Dr Aly recorded a video of COVID-19 patients in the ICU with the help of Dr Stephen Warrillow, the Director of ICU at The Austin. The video was made to contextualise the issue emotively. It was a direct, tailored appeal and it worked. Many community leaders realised their community would continue to suffer if vaccination levels were not increased.

“At the time we made the video, the first dose vaccination rate was 39 per cent. Four weeks later, it was 90 per cent. What this shows is that these communities were not simply vaccine recalcitrant, we needed to implement a community-based strategy with appropriate government support. Not surprisingly, issues like COVID-19 affect marginalised and disadvantaged communities disproportionately. The key is local people and local actions and working with communities so they can help themselves.”

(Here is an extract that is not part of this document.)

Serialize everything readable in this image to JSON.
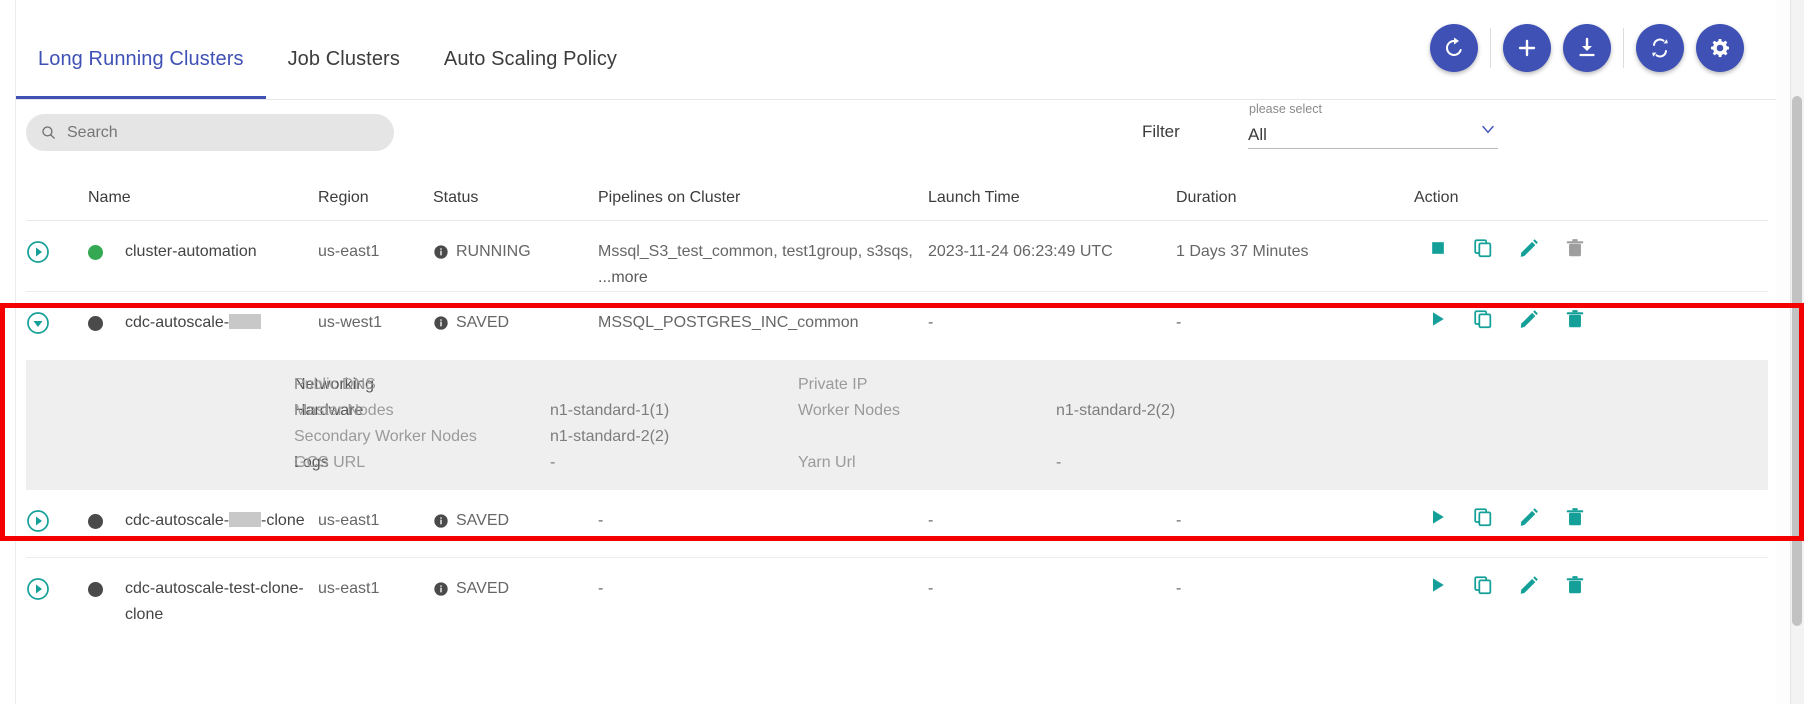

Orthopaedic spinal surgeon John Cunningham is another surgeon who has been assisting with the urgent drive to vaccinate the population. When elective surgeries in the public system were put on hold, Dr Cunningham and his colleagues discussed how they could contribute to addressing the issues surrounding COVID-19.

“David Love came up with the idea to do something positive and asked the question: why don’t we vaccinate? Especially since that’s the key to getting out of this: to help the population get vaccinated as quickly as possible.”

After completing the straightforward vaccination training, Dr Cunningham has been working at the clinic at the Royal Melbourne Hospital. He has been  vaccinating during the time he would otherwise spend doing elective surgery, which has been put on hold, in the public health system.

“It’s a way of ensuring resources aren’t wasted,” he said. “Why not put that time that would otherwise be wasted, for the greater good?”

He feels great satisfaction in the number of people he is helping. “In one session I can get through about 15-20 people. That is the number of people I have helped to take out of the equation of being unvaccinated. Every single vaccination is pushing us towards the end of this pandemic.”

Dr Cunningham has appreciated the opportunity to engage with a wide range of people in the vaccination booth. “Many people are quite knowledgeable about the benefits of the vaccine and the process around vaccination. They have read resources online and by the time they see me, they have answered most of the questions they would otherwise have had.”

Dr Cunningham said that for a procedure that is remarkably safe, it was disheartening that there was also fear surrounding it. This observation is familiar to Dr Cunningham, who was awarded an Order of Australia in 2016 for his services to medicine and his work around promoting the importance and benefits of immunisation. “There’s a basic human instinct to be frightened of new things—that is sensible. But in this instance, people need to ask themselves, am I being rational or am I listening to some primitive instinct?”

Dr Cunningham believes there will be other opportunities for surgeons like himself to continue to help. “As restrictions ease, the public are looking forward to enjoying life more normally, but we in the healthcare sector are bracing ourselves for a scenario where, if predictions are right, hospitals will be overwhelmed with patients,” he said.

Dr Cunningham has a message for his colleagues: “I would encourage all surgeons to think about ways they can continue to help while elective surgeries are furloughed. If there’s a time for us to think resourcefully about how we can contribute, this is the time.”

Dr Cunningham worked as general resident medical officer in a COVID-19 ward in a private hospital and hopes there will be an opportunity to do this again.
“I hope that in years to come surgeons like myself will look back and feel satisfied that we helped, in our small way, to navigate a way out of this.”